Tony Dungy, a former professional football player and current coach for the Indianapolis Colts, is the first African American coach to win the Super Bowl. Dungy has been hailed as a coaching genius, changing losing organizations into winners. Despite overwhelming personal and professional obstacles, he continues to be the picture of humility, simultaneously earning respect both on and off the field because of his strong convictions and high personal standards of ethics and behavior.
Tony Dungy was born on October 6, 1955, in Jackson, Michigan to Wilbur and CleoMae Dungy, both of whom were educators. Early on, his family placed a great deal of emphasis on academics and intellectual achievements as much as athletic ones. However, even in a household where the focus was on education, Dungy was drawn to sports, particularly football. He attended Jackson’s Parkside High School, where he played guard for the basketball team and quarterback for the football team. Dungy excelled as an athlete and was even featured in the Sports Illustrated section, “Faces in the Crowd,” in 1970. His immense talent and numbers would not go unnoticed by colleges and recruiters around the nation.
In 1973 University of Minnesota head coach Cal Stoll recruited him. By the end of his freshman year at Minnesota, Dungy had cracked the starting lineup.

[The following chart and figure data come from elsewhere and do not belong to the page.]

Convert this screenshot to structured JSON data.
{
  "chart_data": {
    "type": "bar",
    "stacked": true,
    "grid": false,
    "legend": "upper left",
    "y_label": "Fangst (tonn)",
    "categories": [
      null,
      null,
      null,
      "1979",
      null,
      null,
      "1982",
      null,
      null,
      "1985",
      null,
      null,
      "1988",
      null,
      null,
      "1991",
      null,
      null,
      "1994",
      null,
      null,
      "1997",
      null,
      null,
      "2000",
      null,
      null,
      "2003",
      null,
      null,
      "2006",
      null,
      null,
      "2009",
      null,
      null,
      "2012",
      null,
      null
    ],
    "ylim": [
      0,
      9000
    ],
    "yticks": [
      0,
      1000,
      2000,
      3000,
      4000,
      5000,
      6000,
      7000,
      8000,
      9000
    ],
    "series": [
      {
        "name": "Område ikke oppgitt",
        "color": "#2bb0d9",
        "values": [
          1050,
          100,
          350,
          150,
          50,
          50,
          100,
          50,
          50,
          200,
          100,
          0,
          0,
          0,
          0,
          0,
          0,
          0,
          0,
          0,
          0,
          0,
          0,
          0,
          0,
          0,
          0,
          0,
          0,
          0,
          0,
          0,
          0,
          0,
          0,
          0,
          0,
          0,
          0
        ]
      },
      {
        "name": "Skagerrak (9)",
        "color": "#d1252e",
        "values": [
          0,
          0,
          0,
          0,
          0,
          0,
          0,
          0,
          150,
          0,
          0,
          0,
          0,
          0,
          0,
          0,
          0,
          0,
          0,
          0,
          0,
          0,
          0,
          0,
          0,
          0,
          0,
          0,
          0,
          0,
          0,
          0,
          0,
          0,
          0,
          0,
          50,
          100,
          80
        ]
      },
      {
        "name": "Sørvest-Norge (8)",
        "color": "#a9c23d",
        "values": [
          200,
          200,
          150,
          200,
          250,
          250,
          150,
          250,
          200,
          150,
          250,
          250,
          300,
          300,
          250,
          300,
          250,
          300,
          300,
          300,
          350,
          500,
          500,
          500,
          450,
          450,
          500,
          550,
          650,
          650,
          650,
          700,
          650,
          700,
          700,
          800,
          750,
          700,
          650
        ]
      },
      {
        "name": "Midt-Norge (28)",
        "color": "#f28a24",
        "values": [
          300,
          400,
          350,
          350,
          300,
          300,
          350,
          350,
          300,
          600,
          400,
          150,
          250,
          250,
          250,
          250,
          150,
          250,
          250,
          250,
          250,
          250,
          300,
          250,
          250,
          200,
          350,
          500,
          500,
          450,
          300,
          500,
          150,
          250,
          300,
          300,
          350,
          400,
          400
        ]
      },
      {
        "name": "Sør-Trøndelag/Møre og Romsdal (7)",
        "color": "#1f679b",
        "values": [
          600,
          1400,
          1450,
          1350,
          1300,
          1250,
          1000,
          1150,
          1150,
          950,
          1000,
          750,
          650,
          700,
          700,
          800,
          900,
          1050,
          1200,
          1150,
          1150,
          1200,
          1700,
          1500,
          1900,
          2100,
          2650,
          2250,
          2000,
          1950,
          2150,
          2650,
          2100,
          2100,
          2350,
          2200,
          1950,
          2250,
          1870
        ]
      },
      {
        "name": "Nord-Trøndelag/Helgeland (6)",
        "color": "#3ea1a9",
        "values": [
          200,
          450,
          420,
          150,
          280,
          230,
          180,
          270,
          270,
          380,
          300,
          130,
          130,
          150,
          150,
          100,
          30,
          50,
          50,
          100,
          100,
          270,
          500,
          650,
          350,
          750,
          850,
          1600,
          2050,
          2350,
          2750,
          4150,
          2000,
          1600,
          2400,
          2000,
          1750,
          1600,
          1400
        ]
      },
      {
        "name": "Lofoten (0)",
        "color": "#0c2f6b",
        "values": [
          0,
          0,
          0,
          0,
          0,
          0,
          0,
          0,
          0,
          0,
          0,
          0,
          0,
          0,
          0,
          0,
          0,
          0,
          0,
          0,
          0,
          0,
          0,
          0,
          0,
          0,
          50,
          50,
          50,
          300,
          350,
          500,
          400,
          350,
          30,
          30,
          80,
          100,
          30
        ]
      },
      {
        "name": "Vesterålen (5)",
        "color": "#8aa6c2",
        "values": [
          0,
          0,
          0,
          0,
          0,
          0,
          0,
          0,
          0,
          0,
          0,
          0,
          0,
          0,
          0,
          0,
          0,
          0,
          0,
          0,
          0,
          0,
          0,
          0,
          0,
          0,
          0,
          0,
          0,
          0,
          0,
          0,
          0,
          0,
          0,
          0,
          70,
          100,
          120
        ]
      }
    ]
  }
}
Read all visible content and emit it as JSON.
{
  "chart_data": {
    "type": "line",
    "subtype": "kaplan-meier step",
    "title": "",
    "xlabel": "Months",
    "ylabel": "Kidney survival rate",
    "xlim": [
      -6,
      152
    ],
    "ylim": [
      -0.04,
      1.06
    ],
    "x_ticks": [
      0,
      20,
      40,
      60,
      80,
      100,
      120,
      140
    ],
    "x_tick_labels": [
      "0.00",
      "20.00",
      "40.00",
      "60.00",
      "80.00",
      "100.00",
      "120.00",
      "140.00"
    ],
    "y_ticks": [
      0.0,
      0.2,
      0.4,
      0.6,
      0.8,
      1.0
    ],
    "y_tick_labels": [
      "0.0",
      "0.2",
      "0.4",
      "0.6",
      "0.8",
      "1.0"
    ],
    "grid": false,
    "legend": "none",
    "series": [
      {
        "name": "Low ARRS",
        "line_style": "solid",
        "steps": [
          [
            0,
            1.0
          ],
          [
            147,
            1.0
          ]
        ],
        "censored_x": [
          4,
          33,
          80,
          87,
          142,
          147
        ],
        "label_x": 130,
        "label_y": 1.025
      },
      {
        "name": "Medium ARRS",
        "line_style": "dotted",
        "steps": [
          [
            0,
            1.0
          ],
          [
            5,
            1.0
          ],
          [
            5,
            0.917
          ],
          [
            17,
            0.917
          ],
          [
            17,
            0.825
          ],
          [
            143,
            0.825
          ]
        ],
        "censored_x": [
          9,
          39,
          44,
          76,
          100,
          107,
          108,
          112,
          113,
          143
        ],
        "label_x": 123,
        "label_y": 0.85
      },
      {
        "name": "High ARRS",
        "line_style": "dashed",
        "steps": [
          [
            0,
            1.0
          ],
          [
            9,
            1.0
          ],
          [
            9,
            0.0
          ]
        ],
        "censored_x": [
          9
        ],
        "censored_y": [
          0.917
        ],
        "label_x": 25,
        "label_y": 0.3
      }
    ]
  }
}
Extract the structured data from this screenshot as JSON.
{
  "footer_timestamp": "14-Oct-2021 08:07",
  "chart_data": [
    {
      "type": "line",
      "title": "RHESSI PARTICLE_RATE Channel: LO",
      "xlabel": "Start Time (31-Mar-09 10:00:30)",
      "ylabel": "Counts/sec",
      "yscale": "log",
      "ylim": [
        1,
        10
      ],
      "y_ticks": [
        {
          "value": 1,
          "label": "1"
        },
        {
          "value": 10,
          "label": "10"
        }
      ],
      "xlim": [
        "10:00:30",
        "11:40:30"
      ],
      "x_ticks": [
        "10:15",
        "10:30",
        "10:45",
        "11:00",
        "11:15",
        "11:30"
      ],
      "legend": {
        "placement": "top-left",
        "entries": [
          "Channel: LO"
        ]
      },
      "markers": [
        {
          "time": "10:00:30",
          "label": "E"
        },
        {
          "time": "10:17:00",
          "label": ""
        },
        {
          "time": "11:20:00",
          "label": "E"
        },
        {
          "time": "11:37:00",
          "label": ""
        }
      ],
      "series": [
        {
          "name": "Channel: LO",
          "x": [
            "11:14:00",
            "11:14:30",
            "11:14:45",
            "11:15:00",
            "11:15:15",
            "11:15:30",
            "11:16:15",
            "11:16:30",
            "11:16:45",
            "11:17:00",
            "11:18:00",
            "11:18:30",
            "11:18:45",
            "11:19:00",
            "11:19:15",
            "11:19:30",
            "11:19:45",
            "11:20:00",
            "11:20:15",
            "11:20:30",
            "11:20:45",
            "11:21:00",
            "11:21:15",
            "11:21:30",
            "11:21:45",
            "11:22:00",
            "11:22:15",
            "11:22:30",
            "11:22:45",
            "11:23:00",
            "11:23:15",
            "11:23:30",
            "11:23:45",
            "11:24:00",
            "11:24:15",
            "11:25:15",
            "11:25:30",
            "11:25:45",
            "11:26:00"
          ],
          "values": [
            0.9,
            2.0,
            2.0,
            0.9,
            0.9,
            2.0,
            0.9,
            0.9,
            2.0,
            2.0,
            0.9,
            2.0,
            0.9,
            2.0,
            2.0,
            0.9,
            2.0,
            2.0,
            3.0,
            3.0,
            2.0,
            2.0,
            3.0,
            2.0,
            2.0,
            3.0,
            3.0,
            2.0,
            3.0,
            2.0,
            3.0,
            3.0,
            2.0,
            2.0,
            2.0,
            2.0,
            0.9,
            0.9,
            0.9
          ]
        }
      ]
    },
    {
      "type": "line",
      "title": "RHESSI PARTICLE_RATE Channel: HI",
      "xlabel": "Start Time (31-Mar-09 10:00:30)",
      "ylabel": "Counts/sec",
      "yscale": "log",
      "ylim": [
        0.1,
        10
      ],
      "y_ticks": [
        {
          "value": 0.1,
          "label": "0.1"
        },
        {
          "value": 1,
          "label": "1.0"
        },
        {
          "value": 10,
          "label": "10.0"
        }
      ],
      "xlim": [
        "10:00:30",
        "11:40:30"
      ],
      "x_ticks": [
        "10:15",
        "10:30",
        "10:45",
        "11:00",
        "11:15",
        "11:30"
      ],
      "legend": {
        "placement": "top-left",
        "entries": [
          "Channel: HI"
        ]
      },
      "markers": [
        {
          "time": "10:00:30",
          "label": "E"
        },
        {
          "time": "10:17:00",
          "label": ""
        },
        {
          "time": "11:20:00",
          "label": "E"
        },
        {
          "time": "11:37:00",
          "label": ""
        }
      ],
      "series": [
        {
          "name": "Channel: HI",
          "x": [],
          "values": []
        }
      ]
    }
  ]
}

From 1973-1976 he was the star quarterback for the Golden Gophers. He finished his college career ranked fourth in total offense among all players in the history of the Big Ten conference.
In 1977, Dungy signed as a free agent with the Pittsburgh Steelers. He played as a reserve-special team’s player for the Steelers in 1977 and the Super Bowl champion 1978 seasons, leading the team in interceptions in the latter campaign. In 1979, he briefly played for the San Francisco 49ers before being traded a year later to the New York Giants, with whom he finished his career in 1980. After his short stint in the National Football League (NFL), Dungy dedicated himself to coaching.
In 1980 Dungy was invited to become an assistant coach for his alma mater the University of Minnesota, where he remained for one season. In 1981, he returned to the NFL as an assistant coach for the Pittsburgh Steelers. He quickly began to rise through the ranks and in 1982 he was named defensive backfield coach. In 1984 he became not only the lone black defensive coordinator in the NFL but also the youngest in its history. He left the Steelers in 1989 to become the defensive backs coach for the Kansas City Chiefs and in 1992 took over as defensive coordinator for the Minnesota Vikings. While at Minnesota, Dungy’s defense was ranked first in the NFL.
His dream of coaching an NFL team was made reality in 1996, when he was hired as head coach of the Tampa Bay Buccaneers. Dungy systematically transformed his team from bottom-of-the-heap to playoff contention: the Buccaneers made four playoff appearances and won their division in 1999. Dungy became the winningest coach in Buccaneers’ history. Despite his successes, he was unable to take the team to the Super Bowl and was fired in 2001 due to his lack of playoff success.
In 2002, Dungy was hired as head coach of the Indianapolis Colts. Early on he had mixed results as he methodically re-tooled the team’s defenses. Despite the team making the playoffs every year, it wasn’t until 2006 that they advanced to the Super Bowl. On February 4, 2007, Dungy and the Indianapolis Colts faced Lovie Smith and the Chicago Bears in Super Bowl XLI– never before had two black coaches faced each other in the Super Bowl. The Colts won the game 29-17 and Dungy made history as the first black coach to win the Super Bowl.
Outside of football, Dungy’s charitable contributions have earned him much reverence and admiration. He has been active in many community service organizations such as the Boys and Girls Club and has founded a youth mentoring program. In addition, he is very active in his church and various Christian organizations. In 2007, George W. Bush appointed him to the President’s Council on Service and Civic Participation.